Кейпс, встретившись с ней глазами, весело улыбнулся.
— Я высказался мимоходом и настаиваю на том, что красота не является особым дополнением к жизни, — вот моя мысль. Это жизнь, просто жизнь, она возникает и развивается ярко и сильно.
Он встал, чтобы перейти к следующему студенту.
— Есть красота нездоровая, — сказала Анна-Вероника.
— Не знаю, существует ли она, — ответил Кейпс и после паузы наклонился над юношей с прической, как у Рассела.

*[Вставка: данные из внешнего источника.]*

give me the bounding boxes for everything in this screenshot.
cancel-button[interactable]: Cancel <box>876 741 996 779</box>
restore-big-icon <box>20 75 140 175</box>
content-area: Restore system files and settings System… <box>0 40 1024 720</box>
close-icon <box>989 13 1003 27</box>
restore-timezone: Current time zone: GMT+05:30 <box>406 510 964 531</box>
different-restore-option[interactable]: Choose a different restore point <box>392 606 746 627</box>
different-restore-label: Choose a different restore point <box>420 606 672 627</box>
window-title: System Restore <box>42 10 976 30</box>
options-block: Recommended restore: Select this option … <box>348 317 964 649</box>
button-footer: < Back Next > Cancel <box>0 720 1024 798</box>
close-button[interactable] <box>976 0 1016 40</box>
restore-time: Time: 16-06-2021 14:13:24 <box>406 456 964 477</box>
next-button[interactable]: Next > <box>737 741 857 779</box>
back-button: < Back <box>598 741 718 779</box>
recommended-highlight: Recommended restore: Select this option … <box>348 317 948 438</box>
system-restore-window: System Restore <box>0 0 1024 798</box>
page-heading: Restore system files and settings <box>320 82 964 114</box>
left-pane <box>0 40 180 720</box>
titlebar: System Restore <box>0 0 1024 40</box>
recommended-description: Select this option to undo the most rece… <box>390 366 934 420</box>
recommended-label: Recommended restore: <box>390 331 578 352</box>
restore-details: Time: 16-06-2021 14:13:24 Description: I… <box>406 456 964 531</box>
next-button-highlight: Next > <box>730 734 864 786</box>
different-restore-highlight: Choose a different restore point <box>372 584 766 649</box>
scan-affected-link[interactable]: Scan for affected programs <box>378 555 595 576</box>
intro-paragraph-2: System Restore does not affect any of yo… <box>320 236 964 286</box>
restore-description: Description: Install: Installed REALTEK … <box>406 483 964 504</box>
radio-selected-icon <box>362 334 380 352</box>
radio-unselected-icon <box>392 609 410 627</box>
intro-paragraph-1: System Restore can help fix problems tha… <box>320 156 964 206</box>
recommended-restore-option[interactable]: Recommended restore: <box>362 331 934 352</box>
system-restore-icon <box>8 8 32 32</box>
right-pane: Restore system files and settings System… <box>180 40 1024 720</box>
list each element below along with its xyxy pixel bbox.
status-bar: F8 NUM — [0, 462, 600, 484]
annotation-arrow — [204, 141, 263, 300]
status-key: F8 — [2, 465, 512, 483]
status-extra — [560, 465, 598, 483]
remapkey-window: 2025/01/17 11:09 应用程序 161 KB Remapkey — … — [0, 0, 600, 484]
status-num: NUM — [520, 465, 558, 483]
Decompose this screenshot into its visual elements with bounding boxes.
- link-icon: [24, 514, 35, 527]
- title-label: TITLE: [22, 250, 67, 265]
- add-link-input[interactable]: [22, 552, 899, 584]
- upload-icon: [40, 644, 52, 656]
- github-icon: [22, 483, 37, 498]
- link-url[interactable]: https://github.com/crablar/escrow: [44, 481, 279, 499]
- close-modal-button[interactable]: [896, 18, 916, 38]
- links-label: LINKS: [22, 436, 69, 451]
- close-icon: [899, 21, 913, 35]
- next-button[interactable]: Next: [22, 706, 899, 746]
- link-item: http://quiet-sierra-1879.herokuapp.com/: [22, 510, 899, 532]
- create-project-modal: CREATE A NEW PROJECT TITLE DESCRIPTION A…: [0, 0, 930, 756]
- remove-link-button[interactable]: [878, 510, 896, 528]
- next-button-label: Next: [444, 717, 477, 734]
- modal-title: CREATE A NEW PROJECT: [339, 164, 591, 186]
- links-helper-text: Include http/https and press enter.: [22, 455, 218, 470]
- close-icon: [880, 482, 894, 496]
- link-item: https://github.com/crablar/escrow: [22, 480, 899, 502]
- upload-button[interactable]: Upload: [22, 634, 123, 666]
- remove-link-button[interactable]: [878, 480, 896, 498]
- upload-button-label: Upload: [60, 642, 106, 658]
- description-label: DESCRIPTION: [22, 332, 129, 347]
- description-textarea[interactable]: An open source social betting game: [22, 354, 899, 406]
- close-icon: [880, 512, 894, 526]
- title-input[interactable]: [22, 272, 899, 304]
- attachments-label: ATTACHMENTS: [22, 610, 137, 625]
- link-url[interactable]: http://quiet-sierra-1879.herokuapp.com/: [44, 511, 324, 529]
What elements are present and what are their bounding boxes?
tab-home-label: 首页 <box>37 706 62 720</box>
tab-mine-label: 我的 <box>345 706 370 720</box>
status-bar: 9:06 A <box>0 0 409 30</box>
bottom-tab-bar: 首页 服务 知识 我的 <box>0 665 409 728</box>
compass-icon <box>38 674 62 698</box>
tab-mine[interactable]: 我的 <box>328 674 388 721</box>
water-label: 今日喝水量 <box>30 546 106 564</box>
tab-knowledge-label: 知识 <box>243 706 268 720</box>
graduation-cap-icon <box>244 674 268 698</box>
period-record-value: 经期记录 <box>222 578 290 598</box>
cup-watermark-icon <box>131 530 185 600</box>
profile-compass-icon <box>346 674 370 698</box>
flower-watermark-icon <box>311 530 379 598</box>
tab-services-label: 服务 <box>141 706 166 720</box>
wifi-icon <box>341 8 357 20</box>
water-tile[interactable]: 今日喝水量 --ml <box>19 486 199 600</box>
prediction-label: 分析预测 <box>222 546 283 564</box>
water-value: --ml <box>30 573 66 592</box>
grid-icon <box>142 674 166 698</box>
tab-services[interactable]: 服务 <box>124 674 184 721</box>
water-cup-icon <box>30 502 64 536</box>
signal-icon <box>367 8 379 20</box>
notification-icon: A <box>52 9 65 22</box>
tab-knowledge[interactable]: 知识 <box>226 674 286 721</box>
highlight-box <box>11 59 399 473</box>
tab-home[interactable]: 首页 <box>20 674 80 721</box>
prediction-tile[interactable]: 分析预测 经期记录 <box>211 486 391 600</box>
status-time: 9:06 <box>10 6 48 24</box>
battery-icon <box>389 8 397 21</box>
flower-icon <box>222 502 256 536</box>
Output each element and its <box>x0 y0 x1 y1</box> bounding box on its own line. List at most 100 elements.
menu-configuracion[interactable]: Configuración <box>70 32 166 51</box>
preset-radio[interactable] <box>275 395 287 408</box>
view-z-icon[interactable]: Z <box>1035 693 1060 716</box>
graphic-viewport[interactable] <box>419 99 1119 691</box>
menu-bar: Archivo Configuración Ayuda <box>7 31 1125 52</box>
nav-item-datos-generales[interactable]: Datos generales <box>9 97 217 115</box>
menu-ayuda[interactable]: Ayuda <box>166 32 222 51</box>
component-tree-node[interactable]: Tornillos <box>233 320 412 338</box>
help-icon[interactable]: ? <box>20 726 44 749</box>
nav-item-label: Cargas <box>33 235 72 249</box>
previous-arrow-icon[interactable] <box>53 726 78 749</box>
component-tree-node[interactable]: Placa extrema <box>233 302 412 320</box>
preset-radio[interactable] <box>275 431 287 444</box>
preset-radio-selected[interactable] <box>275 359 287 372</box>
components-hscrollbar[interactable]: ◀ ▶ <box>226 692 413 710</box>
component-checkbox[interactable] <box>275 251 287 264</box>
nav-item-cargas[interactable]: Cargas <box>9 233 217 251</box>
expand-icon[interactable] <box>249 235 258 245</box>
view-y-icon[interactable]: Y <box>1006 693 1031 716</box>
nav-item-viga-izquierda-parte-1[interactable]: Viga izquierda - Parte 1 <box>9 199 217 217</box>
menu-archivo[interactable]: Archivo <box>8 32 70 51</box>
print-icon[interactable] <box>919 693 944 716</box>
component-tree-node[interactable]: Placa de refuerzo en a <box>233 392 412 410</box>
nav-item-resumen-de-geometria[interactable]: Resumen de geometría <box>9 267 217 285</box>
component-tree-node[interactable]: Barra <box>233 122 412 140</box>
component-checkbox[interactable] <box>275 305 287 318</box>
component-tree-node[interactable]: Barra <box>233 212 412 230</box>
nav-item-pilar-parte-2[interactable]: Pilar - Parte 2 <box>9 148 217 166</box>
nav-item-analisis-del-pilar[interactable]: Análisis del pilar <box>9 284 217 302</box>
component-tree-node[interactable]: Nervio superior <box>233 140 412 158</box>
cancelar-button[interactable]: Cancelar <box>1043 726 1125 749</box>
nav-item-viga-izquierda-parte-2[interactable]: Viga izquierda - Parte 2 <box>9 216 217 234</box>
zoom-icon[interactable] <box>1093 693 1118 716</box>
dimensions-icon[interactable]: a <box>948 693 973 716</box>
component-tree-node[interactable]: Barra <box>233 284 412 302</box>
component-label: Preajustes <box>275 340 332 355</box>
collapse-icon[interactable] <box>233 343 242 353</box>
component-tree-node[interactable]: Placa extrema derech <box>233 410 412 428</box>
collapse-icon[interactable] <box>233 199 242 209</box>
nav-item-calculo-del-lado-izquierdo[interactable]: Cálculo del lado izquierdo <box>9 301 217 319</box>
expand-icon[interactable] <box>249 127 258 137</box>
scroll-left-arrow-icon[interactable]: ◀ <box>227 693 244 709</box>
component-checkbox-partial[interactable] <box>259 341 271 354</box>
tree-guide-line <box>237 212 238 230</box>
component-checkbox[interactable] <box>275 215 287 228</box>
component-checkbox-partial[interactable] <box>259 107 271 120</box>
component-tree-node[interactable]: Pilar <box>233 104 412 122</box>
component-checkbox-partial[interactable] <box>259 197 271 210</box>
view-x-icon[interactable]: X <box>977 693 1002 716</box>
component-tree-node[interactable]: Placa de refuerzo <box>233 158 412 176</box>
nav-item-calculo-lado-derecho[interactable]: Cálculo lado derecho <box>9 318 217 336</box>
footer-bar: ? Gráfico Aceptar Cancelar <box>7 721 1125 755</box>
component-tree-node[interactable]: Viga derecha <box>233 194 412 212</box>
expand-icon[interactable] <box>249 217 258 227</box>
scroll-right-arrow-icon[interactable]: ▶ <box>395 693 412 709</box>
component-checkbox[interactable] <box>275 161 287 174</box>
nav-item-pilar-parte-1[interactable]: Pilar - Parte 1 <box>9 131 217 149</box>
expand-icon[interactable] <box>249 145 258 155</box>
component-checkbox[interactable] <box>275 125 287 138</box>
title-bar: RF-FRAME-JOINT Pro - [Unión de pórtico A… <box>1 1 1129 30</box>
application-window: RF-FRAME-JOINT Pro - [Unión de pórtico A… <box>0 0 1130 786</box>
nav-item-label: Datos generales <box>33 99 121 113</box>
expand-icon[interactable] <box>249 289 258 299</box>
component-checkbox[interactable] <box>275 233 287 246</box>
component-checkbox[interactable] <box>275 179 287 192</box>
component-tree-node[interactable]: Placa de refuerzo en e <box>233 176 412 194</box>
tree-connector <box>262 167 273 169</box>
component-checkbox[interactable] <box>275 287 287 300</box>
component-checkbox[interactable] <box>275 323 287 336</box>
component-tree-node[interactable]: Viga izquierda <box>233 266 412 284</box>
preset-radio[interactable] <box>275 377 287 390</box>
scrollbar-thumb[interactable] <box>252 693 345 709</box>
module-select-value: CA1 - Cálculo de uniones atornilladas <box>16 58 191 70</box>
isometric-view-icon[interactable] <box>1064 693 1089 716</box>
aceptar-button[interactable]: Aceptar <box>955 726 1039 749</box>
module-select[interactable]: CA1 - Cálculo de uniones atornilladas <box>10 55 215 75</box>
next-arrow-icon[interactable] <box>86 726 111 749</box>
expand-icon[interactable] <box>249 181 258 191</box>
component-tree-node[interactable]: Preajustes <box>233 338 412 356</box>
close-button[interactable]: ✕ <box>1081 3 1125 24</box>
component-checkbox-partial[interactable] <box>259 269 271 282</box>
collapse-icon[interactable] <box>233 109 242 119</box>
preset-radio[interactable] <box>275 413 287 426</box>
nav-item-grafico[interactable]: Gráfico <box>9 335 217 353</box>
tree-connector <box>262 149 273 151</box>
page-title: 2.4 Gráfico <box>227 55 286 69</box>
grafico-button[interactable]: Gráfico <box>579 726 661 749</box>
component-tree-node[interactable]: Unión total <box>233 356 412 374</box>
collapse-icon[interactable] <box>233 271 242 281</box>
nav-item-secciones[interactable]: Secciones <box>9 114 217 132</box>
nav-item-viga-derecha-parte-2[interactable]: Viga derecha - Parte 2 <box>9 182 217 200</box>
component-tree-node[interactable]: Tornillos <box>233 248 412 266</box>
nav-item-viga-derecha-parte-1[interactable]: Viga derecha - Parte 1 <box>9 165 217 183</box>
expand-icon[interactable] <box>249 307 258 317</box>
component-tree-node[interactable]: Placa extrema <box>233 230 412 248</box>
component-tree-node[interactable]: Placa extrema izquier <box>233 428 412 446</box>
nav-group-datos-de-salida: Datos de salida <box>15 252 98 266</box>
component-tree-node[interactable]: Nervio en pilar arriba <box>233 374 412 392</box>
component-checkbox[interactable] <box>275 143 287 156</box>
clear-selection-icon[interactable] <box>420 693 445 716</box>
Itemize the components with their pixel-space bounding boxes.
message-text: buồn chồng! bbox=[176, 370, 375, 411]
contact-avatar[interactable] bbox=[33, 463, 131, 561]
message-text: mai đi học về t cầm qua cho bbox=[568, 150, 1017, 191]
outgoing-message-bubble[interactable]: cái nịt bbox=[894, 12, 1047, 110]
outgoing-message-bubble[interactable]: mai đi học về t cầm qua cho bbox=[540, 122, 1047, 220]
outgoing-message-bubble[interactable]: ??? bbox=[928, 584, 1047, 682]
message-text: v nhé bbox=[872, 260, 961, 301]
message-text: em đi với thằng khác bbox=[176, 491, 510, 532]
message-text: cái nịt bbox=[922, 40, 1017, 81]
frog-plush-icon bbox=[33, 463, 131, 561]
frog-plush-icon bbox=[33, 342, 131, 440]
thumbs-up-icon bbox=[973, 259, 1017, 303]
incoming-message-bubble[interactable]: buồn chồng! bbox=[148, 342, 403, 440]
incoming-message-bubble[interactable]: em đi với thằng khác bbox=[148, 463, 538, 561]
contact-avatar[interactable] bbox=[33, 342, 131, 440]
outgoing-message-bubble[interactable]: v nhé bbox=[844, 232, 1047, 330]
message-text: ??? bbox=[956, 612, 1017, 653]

Анна-Вероника смотрела на его склоненную спину, затем подвинула к себе микроскоп. Некоторое время она сидела неподвижно. Она чувствовала, что вышла победительницей из трудного положения и теперь снова может разговаривать с ним, как прежде, до того, как ей стало понятно то, что с ней произошло…
У нее созрело решение заняться научно-исследовательской работой и таким образом остаться в лаборатории еще на год.
«Теперь мне ясен смысл всего», — сказала про себя Анна-Вероника. И действительно, несколько дней ей казалось, будто тайна мироздания, которую упорно замалчивали и прятали от нее, наконец полностью открылась.